Turning 20 in 2024: Melissa Auf der Maur – Auf der Maur

(Release date: 02 February 2004)

Melissa Auf der Maur - Auf der Maur
Melissa Auf der Maur - Auf der MaurCapitol

An obvious pick for an album turning 20 this month would have been German-born British composer and pianist Max Richter’s ‘The Blue Notebooks’, a post-classical masterpiece that topped our ranking of the Best European Albums of the 21st Century...So Far. However, we like to shake things up here, and thought it best to shine the spotlight on an album that perhaps never got the praise it deserved. We’re talking about Melissa Auf der Maur’s eponymous debut album, which celebrates its two decades.
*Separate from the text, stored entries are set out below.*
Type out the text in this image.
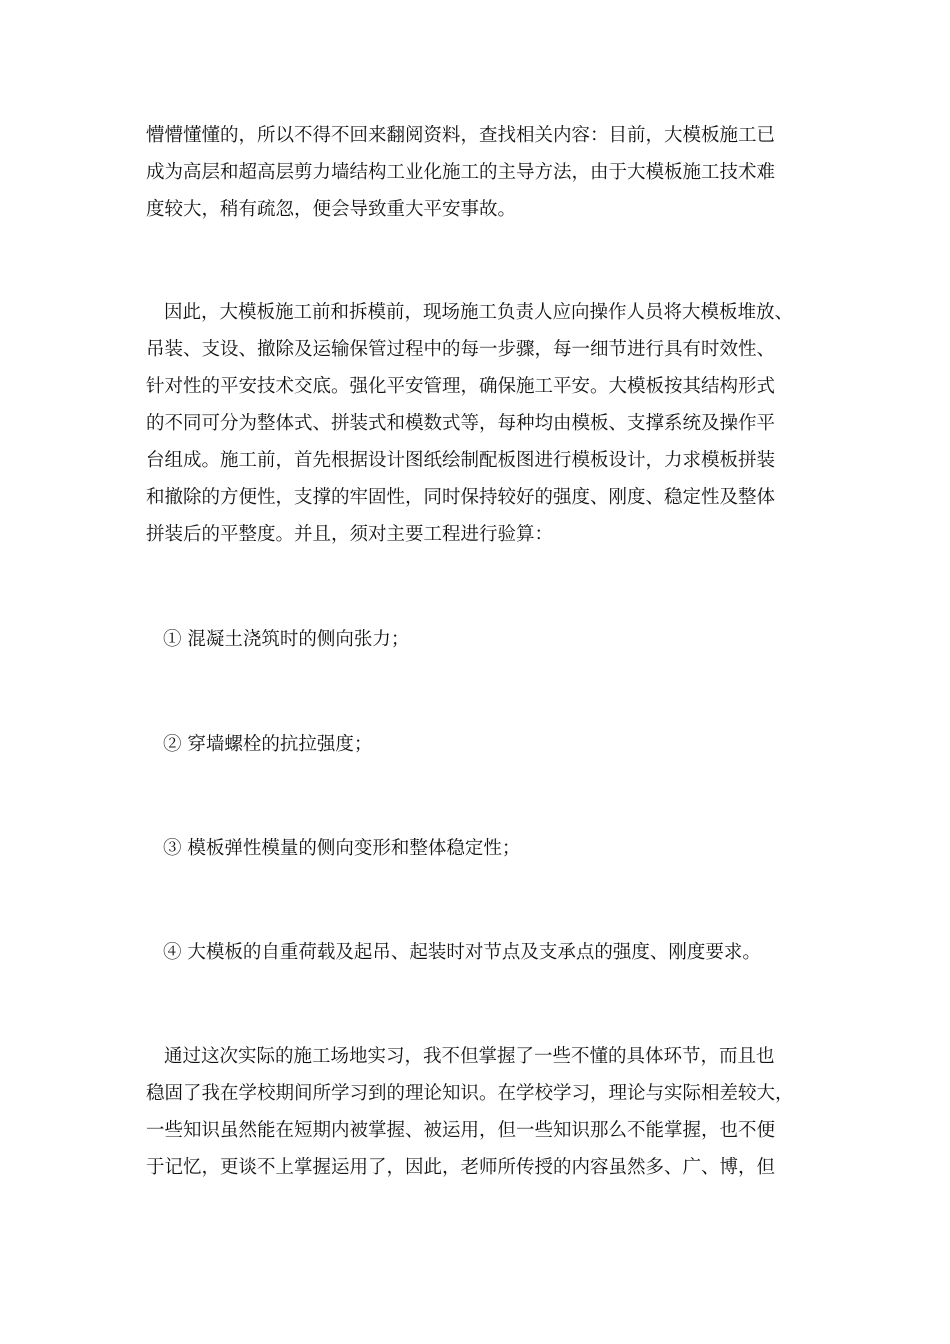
懵懵懂懂的，所以不得不回来翻阅资料，查找相关内容：目前，大模板施工已

成为高层和超高层剪力墙结构工业化施工的主导方法，由于大模板施工技术难

度较大，稍有疏忽，便会导致重大平安事故。

因此，大模板施工前和拆模前，现场施工负责人应向操作人员将大模板堆放、

吊装、支设、撤除及运输保管过程中的每一步骤，每一细节进行具有时效性、

针对性的平安技术交底。强化平安管理，确保施工平安。大模板按其结构形式

的不同可分为整体式、拼装式和模数式等，每种均由模板、支撑系统及操作平

台组成。施工前，首先根据设计图纸绘制配板图进行模板设计，力求模板拼装

和撤除的方便性，支撑的牢固性，同时保持较好的强度、刚度、稳定性及整体

拼装后的平整度。并且，须对主要工程进行验算：

① 混凝土浇筑时的侧向张力；

② 穿墙螺栓的抗拉强度；

③ 模板弹性模量的侧向变形和整体稳定性；

④ 大模板的自重荷载及起吊、起装时对节点及支承点的强度、刚度要求。

通过这次实际的施工场地实习，我不但掌握了一些不懂的具体环节，而且也

稳固了我在学校期间所学习到的理论知识。在学校学习，理论与实际相差较大，

一些知识虽然能在短期内被掌握、被运用，但一些知识那么不能掌握，也不便

于记忆，更谈不上掌握运用了，因此，老师所传授的内容虽然多、广、博，但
Prior to ‘Auf der Maur’, the Canadian musician was best known as the bassist extraordinaire for the bands Hole and The Smashing Pumpkins, having replaced D’Arcy on the Pumpkins’ line-up in the early 2000s. Once the band’s Sacred and Profane tour was over, they broke up (only to re-emerge four years later... and they’ve never been quite as good since). Auf der Maur apparently did not have plans to continue her music career, but gave it a good go anyway – and we’re glad she did.

'Auf der Maur' is a riff-filled gem that contains stomper after stomper – the sort of guitar-driven, arena-scale beast that never backs down, or lack oomph or melody. While the themes and lyrics can often betray the fact that this is a debut album, you'll be too busy having a great time with an impressive amount of rock tunes.
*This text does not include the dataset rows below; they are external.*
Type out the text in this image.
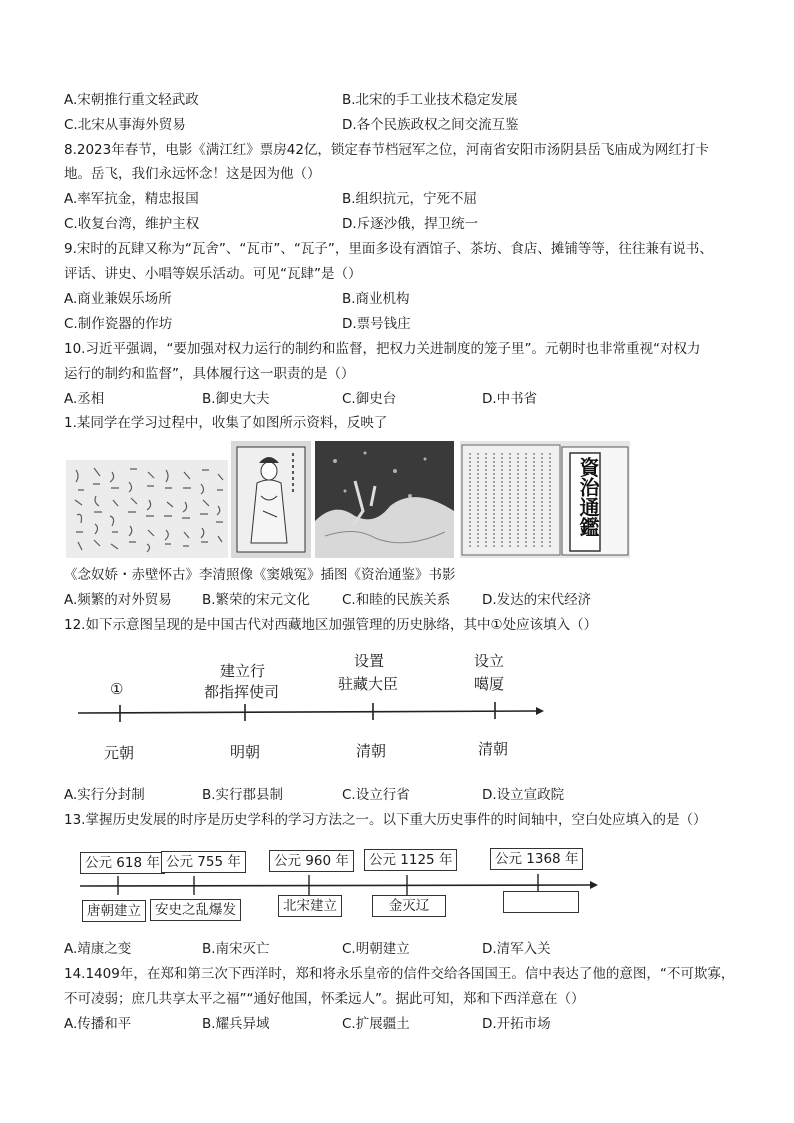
A.宋朝推行重文轻武政	B.北宋的手工业技术稳定发展
C.北宋从事海外贸易	D.各个民族政权之间交流互鉴
8.2023年春节，电影《满江红》票房42亿，锁定春节档冠军之位，河南省安阳市汤阴县岳飞庙成为网红打卡
地。岳飞，我们永远怀念！这是因为他（）
A.率军抗金，精忠报国	B.组织抗元，宁死不屈
C.收复台湾，维护主权	D.斥逐沙俄，捍卫统一
9.宋时的瓦肆又称为“瓦舍”、“瓦市”、“瓦子”，里面多设有酒馆子、茶坊、食店、摊铺等等，往往兼有说书、
评话、讲史、小唱等娱乐活动。可见“瓦肆”是（）
A.商业兼娱乐场所	B.商业机构
C.制作瓷器的作坊	D.票号钱庄
10.习近平强调，“要加强对权力运行的制约和监督，把权力关进制度的笼子里”。元朝时也非常重视“对权力
运行的制约和监督”，具体履行这一职责的是（）
A.丞相	B.御史大夫	C.御史台	D.中书省
1.某同学在学习过程中，收集了如图所示资料，反映了
資治通鑑
《念奴娇・赤壁怀古》李清照像《窦娥冤》插图《资治通鉴》书影
A.频繁的对外贸易 B.繁荣的宋元文化 C.和睦的民族关系 D.发达的宋代经济
12.如下示意图呈现的是中国古代对西藏地区加强管理的历史脉络，其中①处应该填入（）
①
建立行
都指挥使司
设置
驻藏大臣
设立
噶厦
元朝	明朝	清朝	清朝
A.实行分封制	B.实行郡县制	C.设立行省	D.设立宣政院
13.掌握历史发展的时序是历史学科的学习方法之一。以下重大历史事件的时间轴中，空白处应填入的是（）
公元 618 年 公元 755 年	公元 960 年	公元 1125 年	公元 1368 年
唐朝建立	安史之乱爆发	北宋建立	金灭辽
A.靖康之变	B.南宋灭亡	C.明朝建立	D.清军入关
14.1409年，在郑和第三次下西洋时，郑和将永乐皇帝的信件交给各国国王。信中表达了他的意图，“不可欺寡，
不可凌弱；庶几共享太平之福”“通好他国，怀柔远人”。据此可知，郑和下西洋意在（）
A.传播和平	B.耀兵异域	C.扩展疆土	D.开拓市场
Auf der Maur’s sensual vocal delivery is perfect to cut through the riffs, and the guest musicians and collaborators, including The Smashing Pumpkins’ James Iha, Queens of the Stone Age frontman Josh Homme, and Kyuss' Brandt Bjork, lend the record a powerful kick. Their bands’ influence runs deep throughout, but Auf der Maur makes it her own.
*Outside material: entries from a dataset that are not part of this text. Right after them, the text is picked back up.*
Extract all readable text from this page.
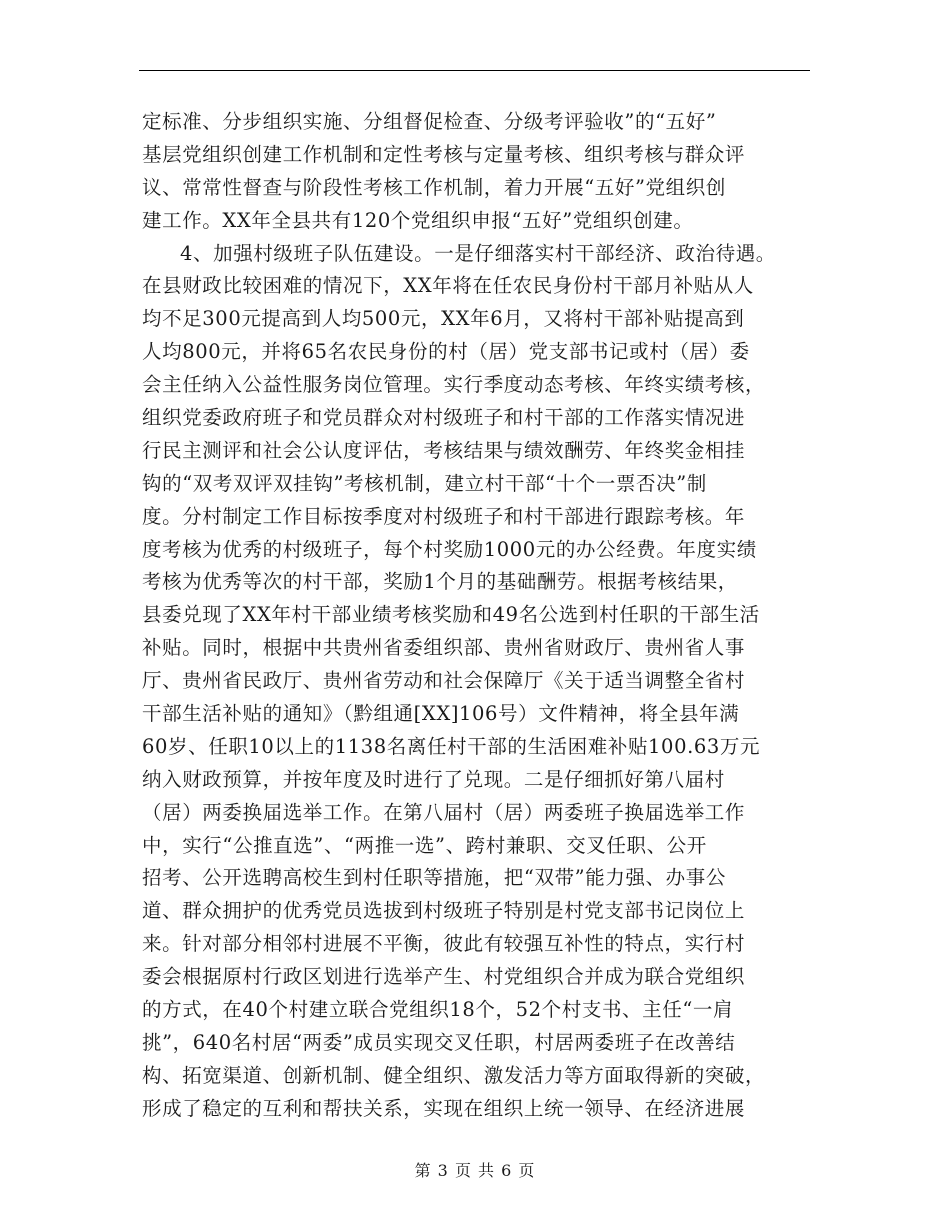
定标准、分步组织实施、分组督促检查、分级考评验收”的“五好”
基层党组织创建工作机制和定性考核与定量考核、组织考核与群众评
议、常常性督查与阶段性考核工作机制，着力开展“五好”党组织创
建工作。XX年全县共有120个党组织申报“五好”党组织创建。
4、加强村级班子队伍建设。一是仔细落实村干部经济、政治待遇。
在县财政比较困难的情况下，XX年将在任农民身份村干部月补贴从人
均不足300元提高到人均500元，XX年6月，又将村干部补贴提高到
人均800元，并将65名农民身份的村（居）党支部书记或村（居）委
会主任纳入公益性服务岗位管理。实行季度动态考核、年终实绩考核，
组织党委政府班子和党员群众对村级班子和村干部的工作落实情况进
行民主测评和社会公认度评估，考核结果与绩效酬劳、年终奖金相挂
钩的“双考双评双挂钩”考核机制，建立村干部“十个一票否决”制
度。分村制定工作目标按季度对村级班子和村干部进行跟踪考核。年
度考核为优秀的村级班子，每个村奖励1000元的办公经费。年度实绩
考核为优秀等次的村干部，奖励1个月的基础酬劳。根据考核结果，
县委兑现了XX年村干部业绩考核奖励和49名公选到村任职的干部生活
补贴。同时，根据中共贵州省委组织部、贵州省财政厅、贵州省人事
厅、贵州省民政厅、贵州省劳动和社会保障厅《关于适当调整全省村
干部生活补贴的通知》（黔组通[XX]106号）文件精神，将全县年满
60岁、任职10以上的1138名离任村干部的生活困难补贴100.63万元
纳入财政预算，并按年度及时进行了兑现。二是仔细抓好第八届村
（居）两委换届选举工作。在第八届村（居）两委班子换届选举工作
中，实行“公推直选”、“两推一选”、跨村兼职、交叉任职、公开
招考、公开选聘高校生到村任职等措施，把“双带”能力强、办事公
道、群众拥护的优秀党员选拔到村级班子特别是村党支部书记岗位上
来。针对部分相邻村进展不平衡，彼此有较强互补性的特点，实行村
委会根据原村行政区划进行选举产生、村党组织合并成为联合党组织
的方式，在40个村建立联合党组织18个，52个村支书、主任“一肩
挑”，640名村居“两委”成员实现交叉任职，村居两委班子在改善结
构、拓宽渠道、创新机制、健全组织、激发活力等方面取得新的突破，
形成了稳定的互利和帮扶关系，实现在组织上统一领导、在经济进展
第 3 页 共 6 页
The album, it has to be said, is a little top-heavy, with the first half delivering the majority of the goods. Standout tracks include ‘Real a Lie’, ‘Skin Receiver’ and the more mellow ‘Taste You’, featuring guest vocalist Mark Lanegan. This last one is positively dripping in sex, and if you can find a French copy of the album, you’ll be treated to Auf der Maur’s vocals in French, which somehow work so much better à la française than in the original English version. 

Check it out for yourself:

Also turning 20 in February: The aformentioned ‘The Blue Notebooks’ by Max Richter; Kanye West’s ‘The College Dropout’.

Turning 30 in 2024: Pavement – Crooked Rain, Crooked Rain

(Release date: 14 February 1994)

Pavement - Crooked Rain, Crooked Rain
Pavement - Crooked Rain, Crooked RainMatador

Much like Wild Beasts, Pavement didn’t last, and only gave us five albums over the span of their decade-long career. However, the idiosyncratic Californian rockers made the most of it, releasing records that encompassed a 1990s spirit that make Stephen Malkmus and his merry bunch unavoidable when it comes to stellar underground pop-rock of the beloved decade. 

Often described as emblematic of the slacker sound (or what could now be described as proto-hipster), their brand of lo-fi / alt-rock has so much more going on behind the surface.

While there’s no shortage of love out there for the likes of 'Wowee Zowee' and their debut 'Slanted And Enchanted' in particular, our favourite has to be Pavement's sophomore release, ‘Crooked Rain, Crooked Rain’.

While ‘Slanted and Enchanted’ is a joyful statement of intent, there’s no denying that the follow up is better in every way: the songs are richer (‘Elevate Me Later, Range Life and Fillmore Jive’ are particular favourites), the focus is sharper, the cohesion greater, and it even gave the band its biggest mainstream hits - ‘Cut Your Hair’ and ‘Gold Soundz’. They probably weren't looking for hits - especially when you consider the all-out weirdness of songs like ‘Hit The Plane Down’ and ‘5-4=Unity’ - but hey, who’s complaining?


What else is there left to say when you just want to give an album full marks? Perhaps that 'Crooked Rain, Crooked Rain' is warm when it needs to be, catchy when it wants to be, and irreverently obtuse when it feels like it. 

All in all, a perfect indie masterpiece, and the quintessential Pavement record.

Also turning 30 in February: Ben Harper’s debut album ‘Welcome to the Cruel World’.